O Expresso dá ainda conta de um terceiro padre que o sacerdote denunciante entregou à comissão. Trata-se de um padre que morreu há dois anos e que até terá sido alvo de tentativas de extorsão por parte da família da vítima. Os pais do menor teriam exigido 10 mil euros ao padre em troca do seu silêncio.

Hierarquia da Igreja não denunciou casos às autoridades

Na edição desta sexta-feira, o jornal Expresso recorda também dois casos já conhecidos de ocultação de abusos sexuais de menores por parte de membros da hierarquia eclesiástica.

Um desses casos foi noticiado pelo Observador em 2019 e diz respeito ao atual bispo da Guarda, D. Manuel Felício, que terá tentado perturbar a investigação judicial ao escândalo do padre do seminário do Fundão. Na altura, a hierarquia da Igreja soube dos casos muito antes de a polícia ter sido alertada, o bispo mostrou-se irritado com as famílias por não terem falado com ele antes de irem à polícia e a própria PJ chegou a suspeitar de uma “manobra de branqueamento” do caso operada pela Igreja. Pode recordar aqui a reportagem do Observador sobre o caso.

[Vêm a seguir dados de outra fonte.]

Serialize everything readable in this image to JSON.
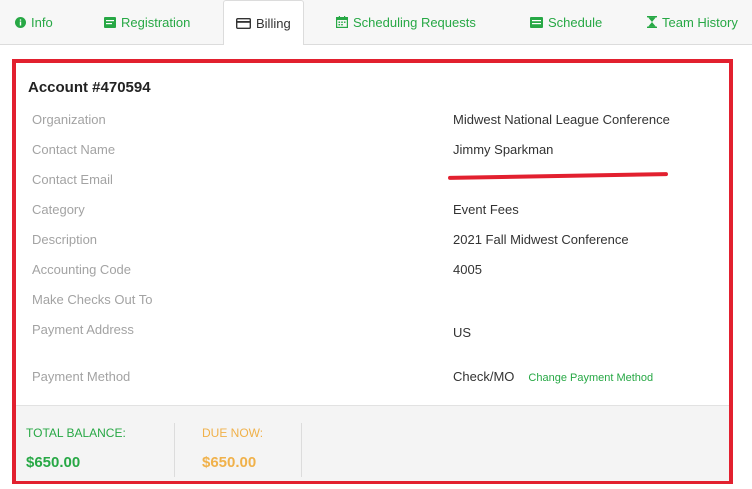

O outro caso diz respeito a um padre da diocese de Setúbal que terá abusado sexualmente de cinco jovens em 2008. Os jovens queixaram-se ao então bispo de Setúbal, D. Gilberto Canavarro dos Reis, que à época instaurou um processo canónico, mas não comunicou o caso às autoridades, uma vez que as regras na altura não o previam. A investigação canónica permitiu que o padre continuasse em funções.